Papo na Fogueira – Capítulo 3

Papo na Fogueira – Capítulo 3: Entre o Sagrado e o Cotidiano

Nem toda fogueira precisa de lenha — algumas são feitas de tempo, memórias e gente disposta a escutar.

Chegamos pontualmente. Dessa vez, sem correria, sem desculpas. E pra ser sincero, dessa vez eu estava até um pouco ansioso — no bom sentido. Na verdade, talvez ansioso não seja a palavra. Mas havia em mim um desejo sincero de estar ali. De compartilhar mais uma dessas noites que a gente vai lembrar por muito tempo, mesmo que não saiba disso agora.

Logo nos primeiros minutos, aqueles rituais invisíveis de sempre: os cumprimentos, as piadas internas, o ritmo que a amizade estabelece sem a gente perceber. E, claro, a preparação. Fiz uma nota mental alguns dias antes: dessa vez, venha melhor preparado. E eu vim. Tinha comigo uma garrafinha de água, um copo de cerveja, uns croissants e meio pacote de pão de queijo sobrevivente do final de semana. Nada demais, mas o suficiente pra me fazer companhia se a conversa durasse horas — e eu sabia que ia durar.

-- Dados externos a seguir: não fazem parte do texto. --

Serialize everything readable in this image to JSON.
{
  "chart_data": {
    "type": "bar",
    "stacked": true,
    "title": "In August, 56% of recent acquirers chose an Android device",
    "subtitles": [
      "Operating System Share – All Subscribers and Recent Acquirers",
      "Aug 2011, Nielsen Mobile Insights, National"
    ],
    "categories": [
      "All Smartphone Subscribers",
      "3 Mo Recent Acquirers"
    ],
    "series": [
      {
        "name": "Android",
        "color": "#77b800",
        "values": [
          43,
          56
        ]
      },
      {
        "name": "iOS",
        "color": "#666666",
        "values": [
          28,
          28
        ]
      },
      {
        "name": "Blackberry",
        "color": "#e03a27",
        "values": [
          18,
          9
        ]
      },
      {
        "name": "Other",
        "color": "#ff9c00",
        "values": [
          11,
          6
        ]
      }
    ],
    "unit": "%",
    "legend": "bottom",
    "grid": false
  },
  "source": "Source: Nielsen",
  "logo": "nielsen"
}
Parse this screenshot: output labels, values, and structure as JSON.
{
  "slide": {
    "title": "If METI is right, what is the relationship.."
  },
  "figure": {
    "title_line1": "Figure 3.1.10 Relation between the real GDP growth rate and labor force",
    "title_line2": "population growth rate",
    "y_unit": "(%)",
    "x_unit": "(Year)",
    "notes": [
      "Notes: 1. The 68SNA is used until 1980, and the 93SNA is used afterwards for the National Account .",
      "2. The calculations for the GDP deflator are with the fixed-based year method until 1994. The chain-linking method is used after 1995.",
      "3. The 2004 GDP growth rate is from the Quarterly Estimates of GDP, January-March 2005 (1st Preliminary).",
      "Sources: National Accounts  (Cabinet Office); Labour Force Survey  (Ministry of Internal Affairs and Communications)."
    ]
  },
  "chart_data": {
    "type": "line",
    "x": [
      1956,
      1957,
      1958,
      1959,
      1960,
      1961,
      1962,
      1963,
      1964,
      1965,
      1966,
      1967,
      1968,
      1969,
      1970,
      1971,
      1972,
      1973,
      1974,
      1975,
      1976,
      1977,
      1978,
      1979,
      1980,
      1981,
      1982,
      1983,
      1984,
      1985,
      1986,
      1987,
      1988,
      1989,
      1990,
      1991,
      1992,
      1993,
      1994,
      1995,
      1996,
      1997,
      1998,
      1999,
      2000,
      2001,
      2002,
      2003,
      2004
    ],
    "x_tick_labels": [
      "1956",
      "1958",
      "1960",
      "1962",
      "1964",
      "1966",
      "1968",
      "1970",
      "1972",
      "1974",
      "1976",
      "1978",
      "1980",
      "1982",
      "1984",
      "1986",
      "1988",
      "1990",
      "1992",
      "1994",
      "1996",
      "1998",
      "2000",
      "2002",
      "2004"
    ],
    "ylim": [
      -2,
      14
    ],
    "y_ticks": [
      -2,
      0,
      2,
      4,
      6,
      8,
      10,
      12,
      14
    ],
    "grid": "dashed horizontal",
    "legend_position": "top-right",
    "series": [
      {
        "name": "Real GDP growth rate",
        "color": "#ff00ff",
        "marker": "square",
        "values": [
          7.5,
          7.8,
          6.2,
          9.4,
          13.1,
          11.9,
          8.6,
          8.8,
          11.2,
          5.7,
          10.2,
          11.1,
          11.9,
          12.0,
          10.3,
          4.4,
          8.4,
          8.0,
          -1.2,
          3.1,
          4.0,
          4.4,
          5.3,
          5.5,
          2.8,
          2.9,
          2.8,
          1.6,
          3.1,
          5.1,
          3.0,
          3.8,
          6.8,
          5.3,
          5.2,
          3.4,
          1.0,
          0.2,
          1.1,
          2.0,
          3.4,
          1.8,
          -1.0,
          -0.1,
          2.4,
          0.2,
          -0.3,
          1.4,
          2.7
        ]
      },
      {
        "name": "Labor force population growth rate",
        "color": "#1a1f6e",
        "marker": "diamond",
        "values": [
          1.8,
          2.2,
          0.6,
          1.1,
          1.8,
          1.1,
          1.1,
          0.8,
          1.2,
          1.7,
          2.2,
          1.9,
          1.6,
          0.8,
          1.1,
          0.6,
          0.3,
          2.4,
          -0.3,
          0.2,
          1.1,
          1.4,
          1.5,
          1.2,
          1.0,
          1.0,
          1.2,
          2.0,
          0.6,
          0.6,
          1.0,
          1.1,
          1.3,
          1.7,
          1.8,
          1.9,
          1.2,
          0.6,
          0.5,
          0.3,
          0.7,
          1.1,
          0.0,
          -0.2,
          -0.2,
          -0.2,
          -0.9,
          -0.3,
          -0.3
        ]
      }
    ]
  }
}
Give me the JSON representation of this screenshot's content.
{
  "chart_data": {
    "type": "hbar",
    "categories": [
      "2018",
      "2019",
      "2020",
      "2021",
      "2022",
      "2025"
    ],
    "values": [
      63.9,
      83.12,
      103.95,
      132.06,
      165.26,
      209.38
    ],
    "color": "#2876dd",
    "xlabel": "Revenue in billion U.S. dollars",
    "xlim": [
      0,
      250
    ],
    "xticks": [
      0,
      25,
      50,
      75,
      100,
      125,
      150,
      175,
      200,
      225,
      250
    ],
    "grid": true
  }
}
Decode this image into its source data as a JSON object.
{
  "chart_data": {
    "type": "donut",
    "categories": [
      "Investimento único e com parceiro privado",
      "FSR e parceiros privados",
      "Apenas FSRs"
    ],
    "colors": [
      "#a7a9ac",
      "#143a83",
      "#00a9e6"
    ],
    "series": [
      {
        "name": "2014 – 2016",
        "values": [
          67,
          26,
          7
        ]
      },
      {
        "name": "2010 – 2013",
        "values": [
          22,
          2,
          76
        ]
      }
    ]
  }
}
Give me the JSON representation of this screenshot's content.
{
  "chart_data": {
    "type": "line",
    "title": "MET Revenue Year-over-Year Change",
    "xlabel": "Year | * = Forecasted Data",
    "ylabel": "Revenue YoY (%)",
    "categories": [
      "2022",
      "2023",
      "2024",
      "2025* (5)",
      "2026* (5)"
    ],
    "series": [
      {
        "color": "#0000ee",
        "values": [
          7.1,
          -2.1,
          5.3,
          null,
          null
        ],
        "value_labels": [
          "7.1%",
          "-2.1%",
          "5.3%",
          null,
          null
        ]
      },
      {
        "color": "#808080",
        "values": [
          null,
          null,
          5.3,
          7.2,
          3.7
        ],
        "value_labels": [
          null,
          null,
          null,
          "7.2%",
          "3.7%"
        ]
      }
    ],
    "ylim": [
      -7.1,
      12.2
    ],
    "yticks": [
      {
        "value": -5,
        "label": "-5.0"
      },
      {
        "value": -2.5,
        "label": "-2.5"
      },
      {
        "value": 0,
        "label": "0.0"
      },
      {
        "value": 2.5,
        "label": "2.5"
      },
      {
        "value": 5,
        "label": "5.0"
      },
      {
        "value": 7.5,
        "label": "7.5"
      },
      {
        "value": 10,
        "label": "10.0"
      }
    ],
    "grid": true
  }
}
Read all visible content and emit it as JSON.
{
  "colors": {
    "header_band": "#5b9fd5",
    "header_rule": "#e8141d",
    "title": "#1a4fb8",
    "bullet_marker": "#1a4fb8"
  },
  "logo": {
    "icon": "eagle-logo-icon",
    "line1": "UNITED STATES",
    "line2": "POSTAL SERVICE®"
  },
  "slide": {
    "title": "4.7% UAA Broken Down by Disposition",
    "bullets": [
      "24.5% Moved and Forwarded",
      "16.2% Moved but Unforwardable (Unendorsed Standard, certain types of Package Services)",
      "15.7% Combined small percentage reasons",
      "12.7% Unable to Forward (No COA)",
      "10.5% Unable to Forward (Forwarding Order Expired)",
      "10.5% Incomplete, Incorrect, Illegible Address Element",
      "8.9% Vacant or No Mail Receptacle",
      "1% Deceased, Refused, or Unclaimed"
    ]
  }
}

É engraçado como, com o tempo, a gente aprende que estar preparado pra uma conversa importante é diferente de estar com argumento na ponta da língua. Estar preparado aqui é mais simples: é ter tempo, ter silêncio ao redor, ter disposição pra ouvir. É quase como se cada um de nós fosse responsável por manter a chama acesa — mesmo que ninguém soubesse ao certo que tipo de lenha a fogueira ia pedir.

Todos estávamos lá: eu, André, e Alexandre. A trindade do caos organizado. E como em todo papo que importa, ninguém tinha um roteiro fixo. Apenas o desejo de partilhar o mundo pelas palavras.

1. O Tempo como Gatilho e Ilusão

Foi a primeira vez que pedi a palavra assim, logo de início. Talvez fosse ansiedade, talvez vontade de devolver algo à fogueira depois da última conversa. Talvez fosse só cansaço mesmo. Agradeci nosso último encontro com sinceridade — falei sobre como os dias seguintes tinham sido estranhamente silenciosos, e ri, junto com eles, ao lembrar da ironia do desencontro da semana passada. Eu me preparei tanto, até deixei comida e água ao lado do notebook. Mas no fim, nenhum de nós conseguiu comparecer. A vida, como sempre, nos puxando pelas mãos para outros compromissos inadiáveis. E isso, claro, virou tema.

Lancei ali, como quem joga lenha molhada esperando faísca: “Hoje eu queria falar sobre o tempo.” E não o tempo poético, não o das estações ou das memórias. Eu queria falar do tempo como ferramenta de controle. Como coleira. Como agenda marcada com obrigações que ninguém pediu. Falei das nossas rotinas, dos nossos horários sagrados de trabalho, de lazer, de sono. Falei da forma como a gente compartimenta a vida em blocos de tempo, fingindo que com isso a gente ganha algum controle. A verdade? Eu nunca me senti tão sem tempo — e, ironicamente, nunca vi tanta gente falando sobre produtividade, otimização e “gestão de horas”.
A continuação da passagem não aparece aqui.